Emerging market economies are affected by the US slowdown (see our post earlier this week). But internal demand is an increasingly powerful growth engine according to the Bank. And so the emerging economies are increasingly less dependent on exports to the US. The big emerging markets (Brazil, Russia, India, and China = BRICs) are the leaders. Their need for primary commodities is benefiting Africa and Latin America especially. This is all for the good: when Uncle Sam caught a cold in the past everyone else went down with flu. Now global growth is much less unequal in its distribution across countries. This has to be good for the world’s poor.

Two risks remain, however. The US could fumble the policy response to the sub-prime mortgage crisis. The Bank is worried that the US monetary easing (to flush liquidity into the credit-market) could flow into more speculative bets on the BRICs — thereby generating financial bubbles there, which eventually go bang.
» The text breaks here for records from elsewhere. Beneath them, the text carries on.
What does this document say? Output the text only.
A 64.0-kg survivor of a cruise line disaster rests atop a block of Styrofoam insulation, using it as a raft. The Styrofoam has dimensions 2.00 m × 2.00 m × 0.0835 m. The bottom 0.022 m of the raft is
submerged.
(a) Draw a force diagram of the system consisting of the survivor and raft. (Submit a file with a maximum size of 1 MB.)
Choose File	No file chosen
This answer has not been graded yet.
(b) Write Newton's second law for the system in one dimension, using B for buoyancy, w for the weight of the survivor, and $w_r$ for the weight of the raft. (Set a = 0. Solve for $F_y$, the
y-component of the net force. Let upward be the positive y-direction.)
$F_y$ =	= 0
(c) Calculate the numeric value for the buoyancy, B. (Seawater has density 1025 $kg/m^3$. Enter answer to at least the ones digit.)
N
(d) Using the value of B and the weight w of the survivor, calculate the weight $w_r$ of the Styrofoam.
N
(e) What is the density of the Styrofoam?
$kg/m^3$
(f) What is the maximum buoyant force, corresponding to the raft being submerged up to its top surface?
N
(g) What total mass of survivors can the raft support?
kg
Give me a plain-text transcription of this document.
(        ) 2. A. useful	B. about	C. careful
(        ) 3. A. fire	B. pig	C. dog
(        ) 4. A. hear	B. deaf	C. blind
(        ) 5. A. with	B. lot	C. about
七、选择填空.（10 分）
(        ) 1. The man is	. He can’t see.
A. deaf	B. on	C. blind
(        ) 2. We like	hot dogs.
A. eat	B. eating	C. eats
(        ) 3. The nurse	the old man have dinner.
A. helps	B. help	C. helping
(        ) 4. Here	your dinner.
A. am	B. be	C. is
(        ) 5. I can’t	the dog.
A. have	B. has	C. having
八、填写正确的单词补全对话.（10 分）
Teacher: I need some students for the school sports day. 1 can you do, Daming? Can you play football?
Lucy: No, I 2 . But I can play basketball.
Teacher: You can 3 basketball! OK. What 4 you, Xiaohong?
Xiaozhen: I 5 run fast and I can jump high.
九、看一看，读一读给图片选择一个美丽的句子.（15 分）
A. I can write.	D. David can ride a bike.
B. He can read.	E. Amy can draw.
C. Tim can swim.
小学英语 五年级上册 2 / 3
And the dollar’s recent decline could become disorderly — generating a flight into hard assets such as gold (which is topping recent highs). This would create more investor uncertainty, and an eventual destabilizing rush out of emerging markets (both equity and debt).

Of course these aggregate numbers hide a wide dispersion: China’s locomotive is going at 10% or so (although the steadiness of that growth makes the number suspect). But Kenya will be lucky to see zero growth this year. And the crisis there, and the disruption to trade with landlocked Rwanda and Uganda, will reduce their growth as well. Its no good being able to sell your commodities to China if you can’t get them out of Mombasa.